Menariknya, meskipun datang sebagai "pemain pinjaman", Rashford adalah pemimpin Barcelona dalam hal kontribusi gol (11), melampaui Lamine Yamal (8) dan Ferran Torres (6). Performa gemilang ini menjadikan klausul pelepasan senilai 30 juta euro dalam kontrak antara Barca dan Man United sebagai "tawaran" musim panas ini.
![]() |
Rashford membantu serangan Barca menjadi lebih menakutkan. |
Karier Rashford bagaikan roller coaster cahaya dan kegelapan. Ia dipuji sebagai simbol kebanggaan Manchester, lalu dicemooh oleh penggemarnya sendiri karena penampilannya yang kurang memuaskan. Namun, sepak bola punya cara untuk menebus dirinya sendiri, dan Barcelona melakukan apa yang Manchester United tak lagi punya kesabaran untuk lakukan: memberi Rashford waktu dan kepercayaan.

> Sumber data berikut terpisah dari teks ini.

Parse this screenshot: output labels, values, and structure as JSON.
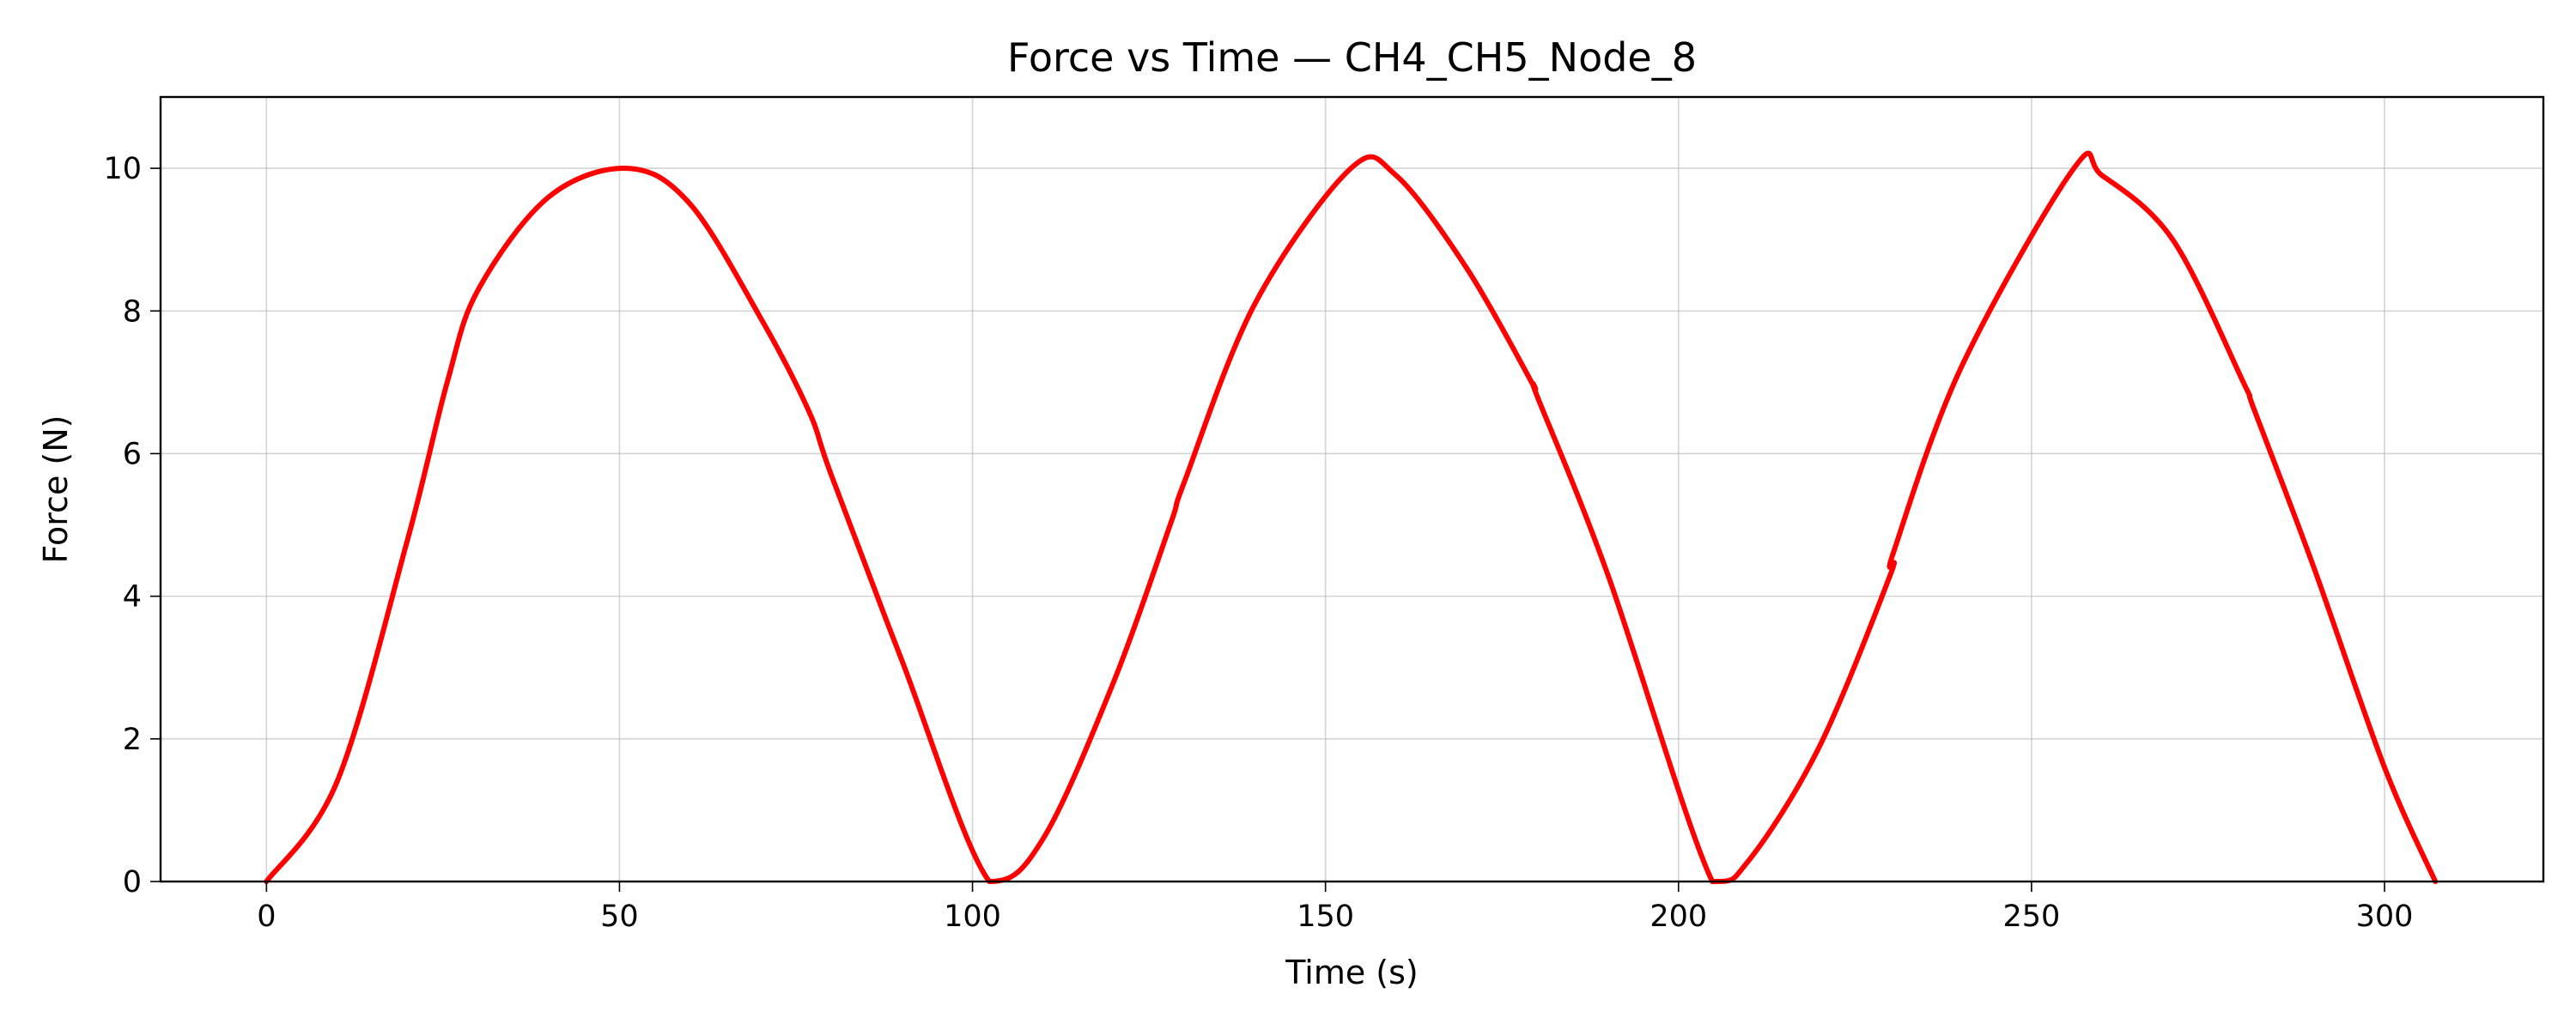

Kini, Rashford tak hanya mencetak gol—ia menginspirasi. Di tribun, tepuk tangan untuk Rashford bukan karena ia orang Inggris, melainkan karena ia menghayati sepak bola yang indah, sederhana, dan murni.
El Clasico akhir pekan ini akan menjadi ujian berikutnya. Hansi Flick dapat terus memainkan Rashford sebagai penyerang, di mana ia tidak hanya berperan sebagai penyelesai serangan, tetapi juga membuka ruang bagi pertahanan lawan untuk Yamal dan Pedri. Jika ia melanjutkan performanya ini, bukan hanya Barcelona, tetapi seluruh Eropa harus mengakui: Marcus Rashford telah kembali, lebih matang, lebih tajam, dan lebih berbahaya dari sebelumnya.
Di dunia sepak bola, tidak semua orang mendapat kesempatan untuk terlahir kembali di puncak. Rashford telah menemukan tempat itu – bukan di kota kelahirannya, Manchester, melainkan di Camp Nou – di mana ia bisa menjadi dirinya sendiri lagi.